Religious life
- Religion: Islam
- Denomination: Sunni
- Jurisprudence: Ahl al-Hadith
- Creed: Athari

= Mizanur Rahman (Islamic activist) =

British Islamist

Mohammed Mizanur Rahman (alias Abu Baraa, born 1983 in London, England) is a British Islamist activist and former follower of Omar Bakri Muhammad. He has been described as a lecturer in Islamic jurisprudence, and in 2012 has written a 244-page book titled Are Demonstrations Beneficial? – In Light of The Qur'an and Sunnah, where he opposes demonstrations. He is of Bangladeshi descent. He was convicted in 2007 of charges of solicitation to murder American troops in Afghanistan and Iraq and sentenced to four years' imprisonment. He was released from prison in late 2010 and re-arrested for terror-related offences in September 2014.

On 28 July 2016, Rahman was convicted alongside Anjem Choudary of inviting support for a proscribed organisation, ISIS. Reporting restrictions were imposed on the conviction, preventing its publication until 16 August 2016. Rahman was sentenced to 5 years and 6 months' imprisonment. Rahman was released from prison in October 2018.

==Activist==
Mizanur Rahman is known for his advocacy of Islamist views. He participated in the Islamist demonstration outside the Danish Embassy in London in 2006 and he was later charged in relation to the protest. On 9 November 2006, he was found guilty at trial of the charge of inciting racial hatred. The jury could not reach a verdict on the charge of soliciting murder. The Crown indicated it would seek a retrial.
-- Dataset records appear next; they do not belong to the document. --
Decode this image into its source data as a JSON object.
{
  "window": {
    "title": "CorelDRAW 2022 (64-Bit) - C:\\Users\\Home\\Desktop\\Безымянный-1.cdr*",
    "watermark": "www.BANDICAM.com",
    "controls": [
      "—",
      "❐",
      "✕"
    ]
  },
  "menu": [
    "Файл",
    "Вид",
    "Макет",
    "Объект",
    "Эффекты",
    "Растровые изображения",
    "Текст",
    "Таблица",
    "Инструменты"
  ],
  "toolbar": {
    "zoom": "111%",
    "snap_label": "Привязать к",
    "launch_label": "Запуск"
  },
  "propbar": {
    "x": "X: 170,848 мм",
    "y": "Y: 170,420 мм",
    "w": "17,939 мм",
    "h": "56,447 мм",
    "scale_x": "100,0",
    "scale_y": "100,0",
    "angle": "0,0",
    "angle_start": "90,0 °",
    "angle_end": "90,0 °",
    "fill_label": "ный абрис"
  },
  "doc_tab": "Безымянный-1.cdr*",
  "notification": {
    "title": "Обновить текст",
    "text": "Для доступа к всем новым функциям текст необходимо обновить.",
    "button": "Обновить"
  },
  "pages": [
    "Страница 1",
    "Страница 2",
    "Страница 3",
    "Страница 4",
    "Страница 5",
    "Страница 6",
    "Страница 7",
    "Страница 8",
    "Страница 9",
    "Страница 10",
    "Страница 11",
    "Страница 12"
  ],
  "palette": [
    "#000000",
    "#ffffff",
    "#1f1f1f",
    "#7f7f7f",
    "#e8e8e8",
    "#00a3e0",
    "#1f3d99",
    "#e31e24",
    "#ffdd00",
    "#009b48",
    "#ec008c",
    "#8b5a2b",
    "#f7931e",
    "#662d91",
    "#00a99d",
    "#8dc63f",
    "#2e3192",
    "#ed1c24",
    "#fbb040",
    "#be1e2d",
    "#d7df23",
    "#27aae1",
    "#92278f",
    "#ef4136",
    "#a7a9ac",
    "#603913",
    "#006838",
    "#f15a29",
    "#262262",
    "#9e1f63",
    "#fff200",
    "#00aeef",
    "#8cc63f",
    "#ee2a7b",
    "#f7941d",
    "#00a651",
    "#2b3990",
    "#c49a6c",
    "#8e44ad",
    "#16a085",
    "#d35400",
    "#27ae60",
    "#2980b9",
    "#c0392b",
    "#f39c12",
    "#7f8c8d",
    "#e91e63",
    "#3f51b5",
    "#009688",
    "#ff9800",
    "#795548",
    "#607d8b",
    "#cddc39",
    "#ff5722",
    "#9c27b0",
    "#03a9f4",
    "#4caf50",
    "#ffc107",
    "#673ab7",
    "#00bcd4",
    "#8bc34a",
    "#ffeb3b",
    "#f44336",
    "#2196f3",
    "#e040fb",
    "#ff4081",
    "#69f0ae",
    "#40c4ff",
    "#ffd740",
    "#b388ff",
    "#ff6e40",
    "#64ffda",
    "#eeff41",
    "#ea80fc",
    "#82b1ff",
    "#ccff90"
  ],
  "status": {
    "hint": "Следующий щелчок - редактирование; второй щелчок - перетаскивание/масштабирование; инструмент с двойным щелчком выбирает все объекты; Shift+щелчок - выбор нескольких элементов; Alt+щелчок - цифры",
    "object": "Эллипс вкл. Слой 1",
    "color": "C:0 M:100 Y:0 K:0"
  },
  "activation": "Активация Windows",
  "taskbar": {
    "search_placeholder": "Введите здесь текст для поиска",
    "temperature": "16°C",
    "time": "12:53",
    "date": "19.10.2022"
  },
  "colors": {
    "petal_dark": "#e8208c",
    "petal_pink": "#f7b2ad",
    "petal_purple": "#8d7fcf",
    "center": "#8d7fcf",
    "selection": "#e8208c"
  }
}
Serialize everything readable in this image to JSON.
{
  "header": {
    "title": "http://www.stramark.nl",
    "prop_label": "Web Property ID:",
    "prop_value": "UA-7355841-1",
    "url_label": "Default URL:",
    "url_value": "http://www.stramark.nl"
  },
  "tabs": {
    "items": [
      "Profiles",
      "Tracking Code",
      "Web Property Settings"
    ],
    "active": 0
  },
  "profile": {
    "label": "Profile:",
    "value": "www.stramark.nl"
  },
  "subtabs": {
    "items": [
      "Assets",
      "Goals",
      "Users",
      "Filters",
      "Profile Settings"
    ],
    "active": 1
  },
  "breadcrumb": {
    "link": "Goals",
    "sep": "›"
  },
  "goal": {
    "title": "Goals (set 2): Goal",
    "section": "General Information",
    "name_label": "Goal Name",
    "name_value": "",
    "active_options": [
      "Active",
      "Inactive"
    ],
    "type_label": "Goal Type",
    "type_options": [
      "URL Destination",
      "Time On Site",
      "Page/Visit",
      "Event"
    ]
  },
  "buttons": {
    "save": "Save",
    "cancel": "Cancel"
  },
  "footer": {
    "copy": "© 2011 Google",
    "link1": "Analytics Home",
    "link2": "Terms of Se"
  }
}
At his retrial in 2007, Rahman was convicted of the second charge of solicitation to murder, and sentenced to six years in prison. This sentence was reduced to four years on appeal in October 2008. During his trial, the prosecution asserted that Rahman, while not a member of any organisation, was soliciting unknown person(s) to murder other unknown person(s) from among the American occupying forces in Iraq and Afghanistan.

Since completing his four-year sentence at the end of 2010, Mizanur Rahman immediately began to revive his Islamist activities around the UK and on the Internet. He has called for the laws in Britain to be changed to the Islamic Shari'ah so that the country would become an Islamic Khilafah state.

On 5 August 2015, Rahman was charged, along with his associate Anjem Choudary, with supporting the self-declared state ISIS. He was convicted on 28 July 2016 and later sentenced to 5 years and 6 months' imprisonment. Rahman was released from prison in October 2018. Rahman has to abide by a number of conditions as he is on licence.